Exorcism is in the air On Wednesday Weblog linked to an article in The Los Angeles Times about the increasing number of exorcism ministries and request for exorcisms in the past few years. Now psychologists at the University of Washington in Seattle say they’ve been expecting this trend. Elizabeth Loftus, an expert in memory research said that after the release of The Exorcist in 1973, “We saw thousands of people out there thinking they were possessed and asking for exorcism.” Loftus saw no reason why that phenomenon wouldn’t be repeated again with the current re-release of the movie, and the popularity of a similar Showtime feature Possessed. University researchers decided to take advantage of this environment to test the plasticity of memory: they decided to see if they could convince people they had witnessed demonic possession as children. After putting their subjects through a suggestive activities and tests, the researchers found that about 18 percent, or one in five of the people they talked to, changed their minds about the plausibility of demonic possession and were convinced they had actually witnessed it as children. “It’s relatively easy to make people believe they had an experience when they were children that they didn’t have,” Loftus said. Of course, just because some people can be artificially convinced they have experienced demon possession, that doesn’t mean that Satan isn’t real, or many people have not been genuinely possessed by his minions. Christians still have the tricky job of determining whether each reported case of possession is genuine or not.

Ahh, you big softies Methodists leave a “soft” impression according to a study by the Barna Research Group. The United Methodist Church hired Barna to research what the general public thinks and knows about Methodists. The resounding answer? Most people say they have no idea. “This is the reason we need a campaign at all levels of the Methodist Church,” said Steve Horswill-Johnson, the UMC executive in charge of Methodism’s new media campaign. “Folk drive by our churches all the time and do not know what it is.” The United Methodist Church plans to spend $20 million in an effort to raise awareness of their denomination. Why not? In these days of billboards that advertise God it is increasingly important that churches have strong name brand recognition, right?

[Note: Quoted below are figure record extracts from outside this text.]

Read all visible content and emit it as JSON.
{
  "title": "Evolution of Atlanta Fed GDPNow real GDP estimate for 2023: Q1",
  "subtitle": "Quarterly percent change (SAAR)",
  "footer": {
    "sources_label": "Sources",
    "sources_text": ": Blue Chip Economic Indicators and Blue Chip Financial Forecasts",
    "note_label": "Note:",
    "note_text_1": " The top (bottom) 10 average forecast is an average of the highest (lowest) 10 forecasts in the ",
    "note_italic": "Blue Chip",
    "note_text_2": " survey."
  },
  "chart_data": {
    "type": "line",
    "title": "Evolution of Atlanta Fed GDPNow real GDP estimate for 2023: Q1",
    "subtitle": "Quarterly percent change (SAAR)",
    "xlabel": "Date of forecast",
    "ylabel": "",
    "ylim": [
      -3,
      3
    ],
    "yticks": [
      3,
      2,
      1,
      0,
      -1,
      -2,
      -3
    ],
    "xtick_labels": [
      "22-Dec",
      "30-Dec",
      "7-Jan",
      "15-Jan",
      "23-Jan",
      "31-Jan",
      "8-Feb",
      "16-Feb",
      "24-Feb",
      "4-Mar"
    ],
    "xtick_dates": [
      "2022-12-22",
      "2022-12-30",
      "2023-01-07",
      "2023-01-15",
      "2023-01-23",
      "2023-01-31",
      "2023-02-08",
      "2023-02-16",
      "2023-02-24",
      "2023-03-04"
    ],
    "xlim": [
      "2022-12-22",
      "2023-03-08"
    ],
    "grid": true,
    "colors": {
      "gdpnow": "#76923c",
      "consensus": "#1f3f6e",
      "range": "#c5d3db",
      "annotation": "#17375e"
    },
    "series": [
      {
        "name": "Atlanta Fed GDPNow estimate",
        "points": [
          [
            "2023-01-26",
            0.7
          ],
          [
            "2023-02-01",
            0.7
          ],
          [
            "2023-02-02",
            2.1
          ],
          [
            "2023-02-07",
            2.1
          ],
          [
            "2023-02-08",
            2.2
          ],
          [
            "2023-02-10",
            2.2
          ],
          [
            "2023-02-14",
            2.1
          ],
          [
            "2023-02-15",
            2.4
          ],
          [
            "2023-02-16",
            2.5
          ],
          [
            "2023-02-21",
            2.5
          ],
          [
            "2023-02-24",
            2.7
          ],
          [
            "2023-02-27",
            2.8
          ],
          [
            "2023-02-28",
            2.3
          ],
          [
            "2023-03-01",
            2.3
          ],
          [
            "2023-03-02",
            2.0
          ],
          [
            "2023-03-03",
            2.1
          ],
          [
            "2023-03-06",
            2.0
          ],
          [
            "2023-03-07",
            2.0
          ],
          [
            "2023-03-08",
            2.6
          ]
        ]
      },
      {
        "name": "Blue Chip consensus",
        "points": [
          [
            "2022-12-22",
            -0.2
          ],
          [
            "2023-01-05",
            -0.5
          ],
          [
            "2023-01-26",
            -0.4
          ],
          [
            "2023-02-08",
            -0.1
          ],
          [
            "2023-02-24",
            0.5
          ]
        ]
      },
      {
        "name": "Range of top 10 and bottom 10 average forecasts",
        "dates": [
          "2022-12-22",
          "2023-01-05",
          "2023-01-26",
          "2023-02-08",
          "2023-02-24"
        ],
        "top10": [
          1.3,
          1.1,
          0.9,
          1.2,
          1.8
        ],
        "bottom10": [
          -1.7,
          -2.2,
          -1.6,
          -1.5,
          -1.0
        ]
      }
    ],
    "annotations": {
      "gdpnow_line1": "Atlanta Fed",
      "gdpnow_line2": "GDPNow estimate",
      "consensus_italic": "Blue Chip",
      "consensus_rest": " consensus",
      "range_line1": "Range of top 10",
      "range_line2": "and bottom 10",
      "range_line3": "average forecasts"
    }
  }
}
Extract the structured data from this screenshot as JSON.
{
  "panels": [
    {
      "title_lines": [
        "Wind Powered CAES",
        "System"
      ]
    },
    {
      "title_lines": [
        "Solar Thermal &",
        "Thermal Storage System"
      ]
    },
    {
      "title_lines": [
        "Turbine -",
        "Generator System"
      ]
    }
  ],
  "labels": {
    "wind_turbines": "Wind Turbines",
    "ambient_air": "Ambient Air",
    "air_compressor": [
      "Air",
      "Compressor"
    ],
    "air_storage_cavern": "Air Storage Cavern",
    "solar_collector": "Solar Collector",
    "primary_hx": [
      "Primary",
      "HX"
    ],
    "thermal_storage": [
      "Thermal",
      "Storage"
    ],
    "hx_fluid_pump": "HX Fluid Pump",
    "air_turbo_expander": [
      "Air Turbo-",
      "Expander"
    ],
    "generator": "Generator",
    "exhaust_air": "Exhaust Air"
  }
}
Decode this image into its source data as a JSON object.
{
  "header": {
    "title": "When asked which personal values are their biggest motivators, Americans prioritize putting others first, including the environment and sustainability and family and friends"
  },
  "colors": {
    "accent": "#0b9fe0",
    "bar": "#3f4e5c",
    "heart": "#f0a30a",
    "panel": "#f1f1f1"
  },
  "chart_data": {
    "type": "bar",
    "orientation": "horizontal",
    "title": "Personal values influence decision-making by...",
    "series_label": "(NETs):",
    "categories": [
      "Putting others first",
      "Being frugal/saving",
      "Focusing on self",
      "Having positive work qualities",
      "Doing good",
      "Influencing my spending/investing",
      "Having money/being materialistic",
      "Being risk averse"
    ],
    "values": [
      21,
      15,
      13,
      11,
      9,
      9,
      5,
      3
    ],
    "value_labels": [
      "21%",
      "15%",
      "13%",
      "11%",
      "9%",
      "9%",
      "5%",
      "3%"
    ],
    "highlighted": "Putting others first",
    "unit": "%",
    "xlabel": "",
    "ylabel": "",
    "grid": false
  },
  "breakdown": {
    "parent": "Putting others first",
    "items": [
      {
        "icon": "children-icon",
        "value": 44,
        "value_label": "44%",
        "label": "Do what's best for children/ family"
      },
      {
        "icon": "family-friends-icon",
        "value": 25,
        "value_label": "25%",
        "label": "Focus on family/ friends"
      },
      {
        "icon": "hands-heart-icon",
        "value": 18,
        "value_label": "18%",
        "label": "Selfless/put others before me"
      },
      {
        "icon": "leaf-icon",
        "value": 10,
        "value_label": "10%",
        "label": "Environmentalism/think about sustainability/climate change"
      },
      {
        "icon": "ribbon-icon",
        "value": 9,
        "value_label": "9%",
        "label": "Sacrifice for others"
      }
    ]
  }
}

Will the debate never end? Some scientists say there is no room for cosmology in science. Others say science is really the fulfillment of cosmology, a way for people to gather more information about the created order of the universe and its Creator. These two stories about the evolution debate in Kansas and the Templeton Prize each dig into varying perspectives from scientists and lay people. Peruse both for an interesting melange of opinion that runs the gamut from a Christian who believes in evolution to a Christian who proclaims that all scientists will go to hell for having the audacity to try to figure out how God wired the universe. Both articles are filled with a sense that compromise isn’t possible: many of the people quoted seem to see science and religion as separate camps of war that can never meet without leaving a field of fallen theories, creeds, and ideals in their wake.